Alere Conducting Class I Recall of INRatio2 PT/INR Test Strips
Diagnostics company Alere Inc. today announced a class I recall of INRatio2 PT/INR Professional test strips (PDF) because of reports of the results differing greatly from those obtained by a central laboratory.
The company said it has received nine reports describing serious adverse events and INRatio2 PT/INR Professional results that differed from laboratory results by 3.1 to 12.2 International Normalized Ratio (INR) units.
In all nine reports, the company said, the INRatio2 PT/INR Professional result was in the therapeutic INR range or "near therapeutic" but the laboratory-determined plasma INR was "significantly higher."
Three of the reports described bleeding that was associated with patients' death, the company said.

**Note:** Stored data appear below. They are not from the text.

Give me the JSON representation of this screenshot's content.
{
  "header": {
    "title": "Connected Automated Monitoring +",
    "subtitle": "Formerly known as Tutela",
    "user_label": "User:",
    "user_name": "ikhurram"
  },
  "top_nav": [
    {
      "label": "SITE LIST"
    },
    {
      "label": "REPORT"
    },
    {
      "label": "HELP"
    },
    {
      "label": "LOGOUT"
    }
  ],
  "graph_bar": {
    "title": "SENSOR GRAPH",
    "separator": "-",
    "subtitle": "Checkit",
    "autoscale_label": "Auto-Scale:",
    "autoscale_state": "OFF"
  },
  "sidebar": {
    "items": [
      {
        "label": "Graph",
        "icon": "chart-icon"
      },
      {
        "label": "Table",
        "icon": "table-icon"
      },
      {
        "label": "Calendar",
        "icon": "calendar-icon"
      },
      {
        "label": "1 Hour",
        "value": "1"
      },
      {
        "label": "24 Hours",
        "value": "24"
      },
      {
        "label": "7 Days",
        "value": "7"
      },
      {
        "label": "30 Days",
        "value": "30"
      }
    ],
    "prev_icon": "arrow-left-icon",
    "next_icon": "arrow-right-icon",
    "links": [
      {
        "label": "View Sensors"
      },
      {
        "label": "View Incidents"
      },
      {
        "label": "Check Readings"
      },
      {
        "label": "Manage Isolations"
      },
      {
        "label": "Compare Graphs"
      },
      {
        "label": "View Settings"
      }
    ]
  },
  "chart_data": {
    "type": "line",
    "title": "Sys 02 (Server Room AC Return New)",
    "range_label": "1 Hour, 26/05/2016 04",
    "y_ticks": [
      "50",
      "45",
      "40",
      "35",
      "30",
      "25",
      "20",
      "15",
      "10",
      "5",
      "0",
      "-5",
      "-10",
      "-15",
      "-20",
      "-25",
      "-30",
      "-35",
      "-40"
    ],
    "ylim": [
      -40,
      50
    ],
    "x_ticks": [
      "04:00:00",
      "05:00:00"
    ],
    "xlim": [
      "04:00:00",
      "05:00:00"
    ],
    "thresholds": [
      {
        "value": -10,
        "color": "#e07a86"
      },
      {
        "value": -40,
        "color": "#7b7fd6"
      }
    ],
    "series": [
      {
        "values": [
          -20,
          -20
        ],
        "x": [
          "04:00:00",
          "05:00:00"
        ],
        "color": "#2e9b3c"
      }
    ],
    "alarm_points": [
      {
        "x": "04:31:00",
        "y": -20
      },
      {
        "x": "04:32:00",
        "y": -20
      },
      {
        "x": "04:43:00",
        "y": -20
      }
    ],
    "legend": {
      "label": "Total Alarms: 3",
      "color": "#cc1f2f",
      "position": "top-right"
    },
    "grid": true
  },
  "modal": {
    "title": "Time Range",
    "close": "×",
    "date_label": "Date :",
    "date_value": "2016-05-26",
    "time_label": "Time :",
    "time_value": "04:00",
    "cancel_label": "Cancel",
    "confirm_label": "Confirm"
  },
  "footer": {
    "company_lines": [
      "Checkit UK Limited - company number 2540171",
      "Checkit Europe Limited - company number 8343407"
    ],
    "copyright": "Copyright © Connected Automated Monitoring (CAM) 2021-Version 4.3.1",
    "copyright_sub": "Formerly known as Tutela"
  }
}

Alere said it has advised health care professionals to immediately stop using INRatio2 PT/INR Professional test strips and return unused ones to the company.

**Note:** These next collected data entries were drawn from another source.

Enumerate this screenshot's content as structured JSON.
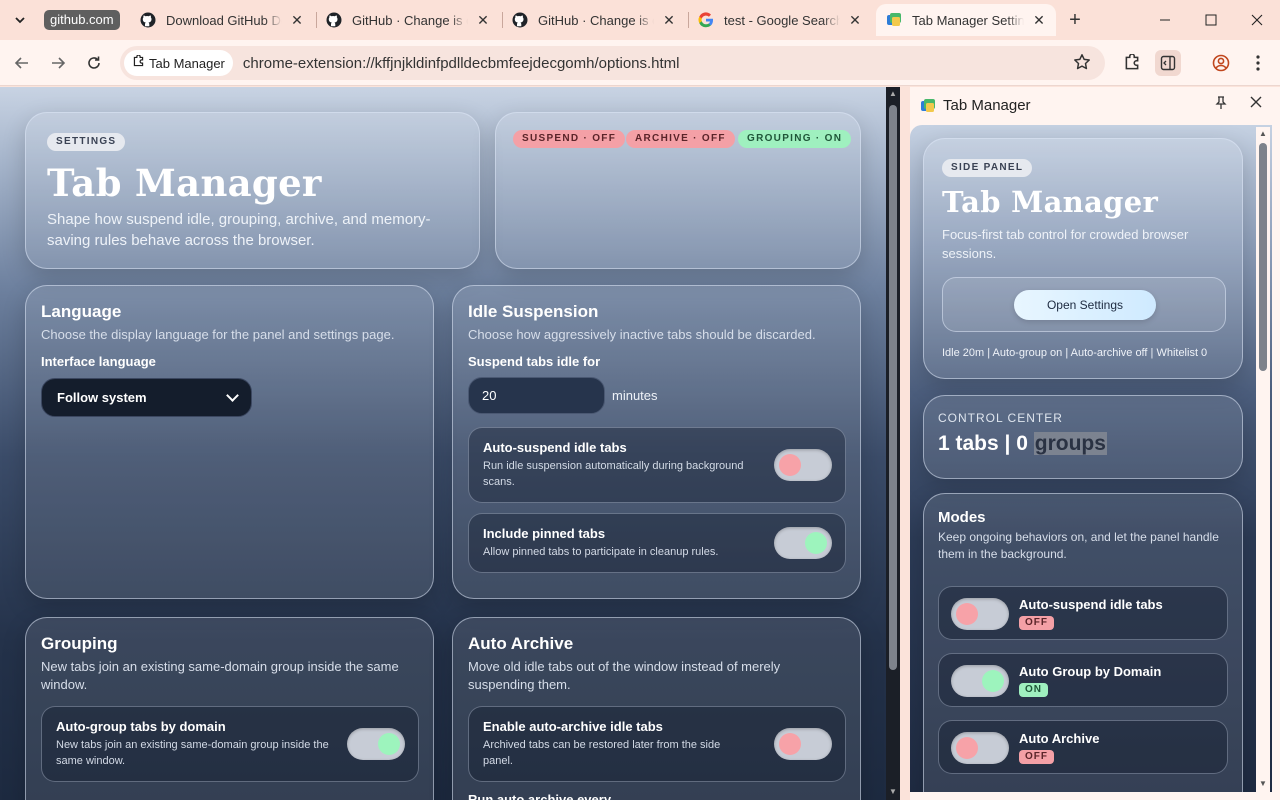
{
  "browser": {
    "tab_group": "github.com",
    "tabs": [
      {
        "title": "Download GitHub Desktop",
        "icon": "github-icon"
      },
      {
        "title": "GitHub · Change is constant",
        "icon": "github-icon"
      },
      {
        "title": "GitHub · Change is constant",
        "icon": "github-icon"
      },
      {
        "title": "test - Google Search",
        "icon": "google-icon"
      },
      {
        "title": "Tab Manager Settings",
        "icon": "tab-manager-icon",
        "active": true
      }
    ],
    "omnibox": {
      "site_chip": "Tab Manager",
      "url": "chrome-extension://kffjnjkldinfpdlldecbmfeejdecgomh/options.html"
    }
  },
  "settings": {
    "hero": {
      "badge": "SETTINGS",
      "title": "Tab Manager",
      "description": "Shape how suspend idle, grouping, archive, and memory-saving rules behave across the browser."
    },
    "status_pills": [
      "SUSPEND · OFF",
      "ARCHIVE · OFF",
      "GROUPING · ON"
    ],
    "language": {
      "title": "Language",
      "description": "Choose the display language for the panel and settings page.",
      "field_label": "Interface language",
      "selected": "Follow system"
    },
    "idle": {
      "title": "Idle Suspension",
      "description": "Choose how aggressively inactive tabs should be discarded.",
      "field_label": "Suspend tabs idle for",
      "value": "20",
      "unit": "minutes",
      "options": [
        {
          "title": "Auto-suspend idle tabs",
          "description": "Run idle suspension automatically during background scans.",
          "enabled": false
        },
        {
          "title": "Include pinned tabs",
          "description": "Allow pinned tabs to participate in cleanup rules.",
          "enabled": true
        }
      ]
    },
    "grouping": {
      "title": "Grouping",
      "description": "New tabs join an existing same-domain group inside the same window.",
      "option": {
        "title": "Auto-group tabs by domain",
        "description": "New tabs join an existing same-domain group inside the same window.",
        "enabled": true
      }
    },
    "archive": {
      "title": "Auto Archive",
      "description": "Move old idle tabs out of the window instead of merely suspending them.",
      "option": {
        "title": "Enable auto-archive idle tabs",
        "description": "Archived tabs can be restored later from the side panel.",
        "enabled": false
      },
      "next_label": "Run auto archive every"
    }
  },
  "side_panel": {
    "header_title": "Tab Manager",
    "hero": {
      "badge": "SIDE PANEL",
      "title": "Tab Manager",
      "description": "Focus-first tab control for crowded browser sessions.",
      "button": "Open Settings",
      "summary": "Idle 20m | Auto-group on | Auto-archive off | Whitelist 0"
    },
    "control_center": {
      "label": "CONTROL CENTER",
      "stats_prefix": "1 tabs | 0 ",
      "stats_highlight": "groups"
    },
    "modes": {
      "title": "Modes",
      "description": "Keep ongoing behaviors on, and let the panel handle them in the background.",
      "items": [
        {
          "title": "Auto-suspend idle tabs",
          "status": "OFF"
        },
        {
          "title": "Auto Group by Domain",
          "status": "ON"
        },
        {
          "title": "Auto Archive",
          "status": "OFF"
        }
      ]
    }
  },
  "colors": {
    "toggle_on_knob": "#9df4bd",
    "toggle_off_knob": "#f7a2a8",
    "chrome_background": "#fbe3da"
  }
}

This recall, the company said, does not apply to INRatio PT/INR test strips, which are intended for use by patients who monitor their INR at home.

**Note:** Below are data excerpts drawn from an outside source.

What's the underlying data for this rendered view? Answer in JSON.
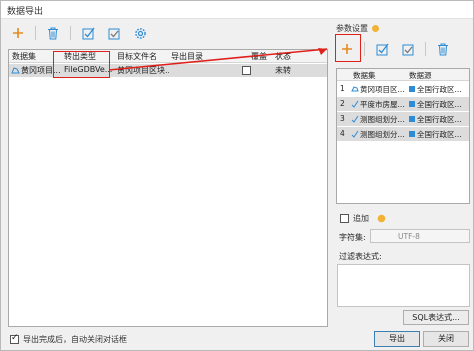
{
  "window": {
    "title": "数据导出"
  },
  "toolbar": {
    "add_icon": "plus-icon",
    "delete_icon": "trash-icon",
    "select_all_icon": "check-all-icon",
    "select_invert_icon": "check-invert-icon",
    "settings_icon": "gear-icon"
  },
  "export_table": {
    "columns": [
      "数据集",
      "转出类型",
      "目标文件名",
      "导出目录",
      "覆盖",
      "状态"
    ],
    "rows": [
      {
        "dataset": "黄冈项目...",
        "type": "FileGDBVe...",
        "target": "黄冈项目区块...",
        "directory": "",
        "overwrite": false,
        "status": "未转"
      }
    ]
  },
  "right": {
    "group_title": "参数设置",
    "source_columns": [
      "",
      "数据集",
      "数据源"
    ],
    "sources": [
      {
        "index": "1",
        "dataset": "黄冈项目区...",
        "source": "全国行政区...",
        "icon": "region-icon"
      },
      {
        "index": "2",
        "dataset": "平度市房屋...",
        "source": "全国行政区...",
        "icon": "line-icon"
      },
      {
        "index": "3",
        "dataset": "测图组划分...",
        "source": "全国行政区...",
        "icon": "line-icon"
      },
      {
        "index": "4",
        "dataset": "测图组划分...",
        "source": "全国行政区...",
        "icon": "line-icon"
      }
    ],
    "append_label": "追加",
    "charset_label": "字符集:",
    "charset_value": "UTF-8",
    "filter_label": "过滤表达式:",
    "sql_button": "SQL表达式..."
  },
  "footer": {
    "close_after_label": "导出完成后，自动关闭对话框",
    "export_button": "导出",
    "close_button": "关闭"
  },
  "colors": {
    "highlight": "#e0201a",
    "accent": "#2e8bd6",
    "row_selected": "#dcdcdc"
  }
}
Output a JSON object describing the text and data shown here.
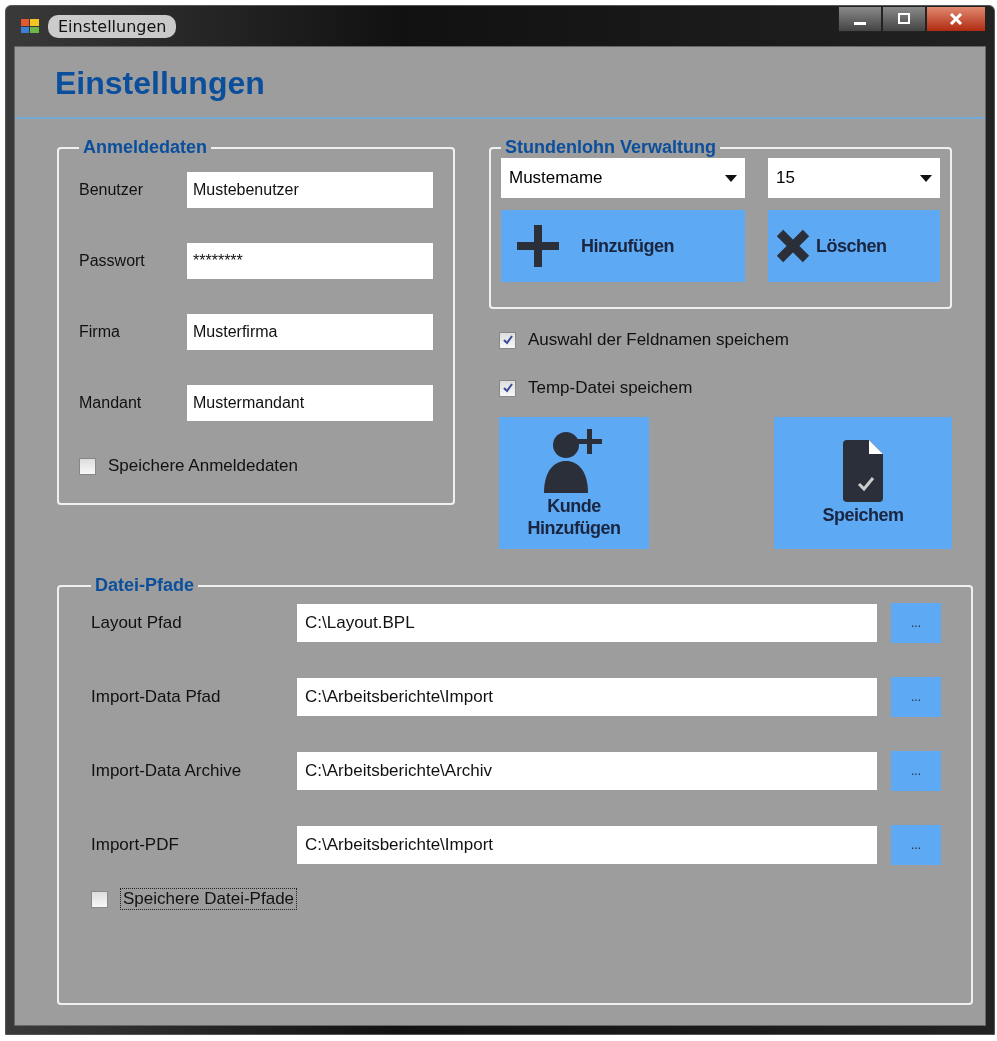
{
  "window": {
    "title": "Einstellungen"
  },
  "heading": "Einstellungen",
  "login": {
    "title": "Anmeldedaten",
    "fields": [
      {
        "label": "Benutzer",
        "value": "Mustebenutzer"
      },
      {
        "label": "Passwort",
        "value": "********"
      },
      {
        "label": "Firma",
        "value": "Musterfirma"
      },
      {
        "label": "Mandant",
        "value": "Mustermandant"
      }
    ],
    "save_checkbox": {
      "label": "Speichere Anmeldedaten",
      "checked": false
    }
  },
  "wage": {
    "title": "Stundenlohn Verwaltung",
    "name_select": "Mustemame",
    "rate_select": "15",
    "add_button": "Hinzufügen",
    "delete_button": "Löschen"
  },
  "options": [
    {
      "label": "Auswahl der Feldnamen speichem",
      "checked": true
    },
    {
      "label": "Temp-Datei speichem",
      "checked": true
    }
  ],
  "actions": {
    "add_customer": "Kunde Hinzufügen",
    "save": "Speichem"
  },
  "paths": {
    "title": "Datei-Pfade",
    "rows": [
      {
        "label": "Layout Pfad",
        "value": "C:\\Layout.BPL",
        "button": "..."
      },
      {
        "label": "Import-Data Pfad",
        "value": "C:\\Arbeitsberichte\\Import",
        "button": "..."
      },
      {
        "label": "Import-Data Archive",
        "value": "C:\\Arbeitsberichte\\Archiv",
        "button": "..."
      },
      {
        "label": "Import-PDF",
        "value": "C:\\Arbeitsberichte\\Import",
        "button": "..."
      }
    ],
    "save_checkbox": {
      "label": "Speichere Datei-Pfade",
      "checked": false
    }
  }
}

According to a document at FDA's website, the Alere INRatio2 PT/INR monitoring system—which includes the test strips—is for use by health care professionals to determine the INR in fresh capillary whole blood as part of monitoring the effect of warfarin on clotting time in patients who are stabilized on the anticoagulant. Although the brand name includes the abbreviation PT, INRatio2 PT/INR test strips measure only INR. Measurement of prothrombin time is a feature of INRatio PT/INR test strips.